紫蘭聽了,看了看我並不出色的容貌,心中除了放鬆,還有些鄙視,當然,自古皆然,女人們如果有了一個共同敬仰的對像,而另外一個是相貌平凡根本沒有機會的,那麼她心底,多多少少會把她當成同盟的。
更何況,我還撒了一個彌天大謊……
紫蘭面色紅紅的問我:“他問了我什麼?”
我道:“就問我姐姐今天做了些什麼事兒,高不高興啦……”我信心胡謅,反正她也不會去證實,說着,我又帶着妒意的眼光望着紫蘭,道:“姐姐,我真羨慕你……”
我感覺我這眼光讓她五臟六肺都熨貼起來,她看着我,就帶了一點兒救世觀音的慈悲了,那是一種對弱者的慈悲,看來,我在她眼中,就是一位得不到男子稍微一點好感的可憐人,哎……
從那以後,我與紫蘭的關係更加好了,雖然沒到無話不談的地步,但是,她對我,再也沒有了以前那種敵意,有時候,忙不過來,她也會讓我辦一些較爲重要的工作,例如,引着其它的命婦去拜訪嫺妃,給她們端茶倒水什麼的。
我才發現,這位嫺妃可真是長袖善舞,幾乎朝中所有重要大臣的妻妾,與她都有點兒來往,而且人人對她一幅恭敬的樣子,簡直把她當成了皇后。
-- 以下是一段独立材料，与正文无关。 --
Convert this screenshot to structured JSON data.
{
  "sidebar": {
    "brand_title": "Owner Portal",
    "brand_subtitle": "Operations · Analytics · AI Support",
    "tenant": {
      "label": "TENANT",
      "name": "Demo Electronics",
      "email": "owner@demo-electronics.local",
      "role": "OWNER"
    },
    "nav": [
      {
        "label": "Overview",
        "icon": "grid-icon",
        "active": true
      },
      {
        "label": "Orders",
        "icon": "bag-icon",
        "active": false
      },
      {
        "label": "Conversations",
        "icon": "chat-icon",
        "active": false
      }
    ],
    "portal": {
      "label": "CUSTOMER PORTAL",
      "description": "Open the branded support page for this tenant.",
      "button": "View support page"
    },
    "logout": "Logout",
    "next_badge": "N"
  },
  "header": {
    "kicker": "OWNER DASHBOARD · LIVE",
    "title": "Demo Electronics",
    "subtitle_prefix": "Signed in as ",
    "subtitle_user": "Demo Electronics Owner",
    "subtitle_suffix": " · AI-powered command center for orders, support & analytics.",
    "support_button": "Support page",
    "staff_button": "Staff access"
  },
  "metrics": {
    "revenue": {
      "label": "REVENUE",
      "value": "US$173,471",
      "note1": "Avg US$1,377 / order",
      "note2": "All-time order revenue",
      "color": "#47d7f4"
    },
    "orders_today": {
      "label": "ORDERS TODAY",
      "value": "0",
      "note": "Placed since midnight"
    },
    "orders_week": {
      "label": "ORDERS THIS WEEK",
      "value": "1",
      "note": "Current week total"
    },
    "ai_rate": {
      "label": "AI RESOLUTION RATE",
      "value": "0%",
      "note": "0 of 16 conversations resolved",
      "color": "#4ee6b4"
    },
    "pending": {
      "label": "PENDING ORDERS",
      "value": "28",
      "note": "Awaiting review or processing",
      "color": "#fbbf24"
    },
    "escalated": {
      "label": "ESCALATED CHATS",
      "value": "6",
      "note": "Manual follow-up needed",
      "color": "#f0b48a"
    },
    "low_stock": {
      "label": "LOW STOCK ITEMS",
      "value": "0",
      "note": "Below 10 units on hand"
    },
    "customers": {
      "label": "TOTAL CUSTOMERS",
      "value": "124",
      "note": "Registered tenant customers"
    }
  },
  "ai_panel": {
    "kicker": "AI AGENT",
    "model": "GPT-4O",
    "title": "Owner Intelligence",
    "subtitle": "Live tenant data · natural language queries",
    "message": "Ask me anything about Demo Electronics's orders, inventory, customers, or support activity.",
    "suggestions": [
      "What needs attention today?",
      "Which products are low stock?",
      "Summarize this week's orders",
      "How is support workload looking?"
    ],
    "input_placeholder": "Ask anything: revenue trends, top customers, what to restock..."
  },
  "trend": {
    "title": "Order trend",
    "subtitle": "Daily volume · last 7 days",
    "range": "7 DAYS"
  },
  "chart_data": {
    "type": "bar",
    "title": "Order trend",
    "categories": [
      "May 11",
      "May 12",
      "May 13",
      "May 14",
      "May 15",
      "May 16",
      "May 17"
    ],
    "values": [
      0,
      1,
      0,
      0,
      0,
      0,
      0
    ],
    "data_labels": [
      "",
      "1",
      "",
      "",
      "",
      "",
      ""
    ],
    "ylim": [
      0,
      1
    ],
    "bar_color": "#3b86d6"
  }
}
比較奇怪的是,嫺妃與她們單獨見面的時候,往往不要人服侍,而且經常是單獨接見,連紫蘭也常常被她關在門外,這引起了我很大的好奇心,心想,這位嫺妃娘娘難道見客的時候不需要飲茶,不需要吃點心?看她一見某位朝廷命婦,就兩三個鐘頭的樣子,難道說她自己動手倒茶?這可不像她貴婦人的作派。
而且,她見那些個命婦的時間,也太長了一點,長得不像是在聊家常,倒是像在商量什麼重大的事一樣。
我的好奇心越來越大,就忍不住整天在嫺妃娘娘的宮外轉來轉去,想看看嫺妃娘娘與那些命妃躲在宮中頭幹什麼,有什麼不可告人的秘密……
這天,我正在宮外頭轉着呢,邊轉邊掃地,看着地下落葉旋轉着飛舞,眼角卻掃着嫺妃娘娘的宮門口,時光一點一點的過去,宮門口兩位宮女面無表情的守着門口,那兩位宮女中有一位是瓊花,那是我絕對打動不了的主,她目光警惕的盯着我,盯得我連在宮門口轉來轉去都有點不太自然。
在她的如狼似虎的眼光的狠盯之下,我還能辦什麼事兒,我只好裝模作樣的掃乾淨了地,走回了自己的那間雙人小屋,其實,嫺妃娘娘的寢宮離我住的那間屋只隔了幾間屋子而已,可就這麼遠的距離,對於我來說,卻似乎隔了千遠萬遠,她在裡面做什麼,我一點都不知道。
小福子順利的進了公主府,去陪他的附馬老爹,已經幾天沒來了,我不由得有點兒想念小福子,當然,這種想念,肯定是帶了目地的。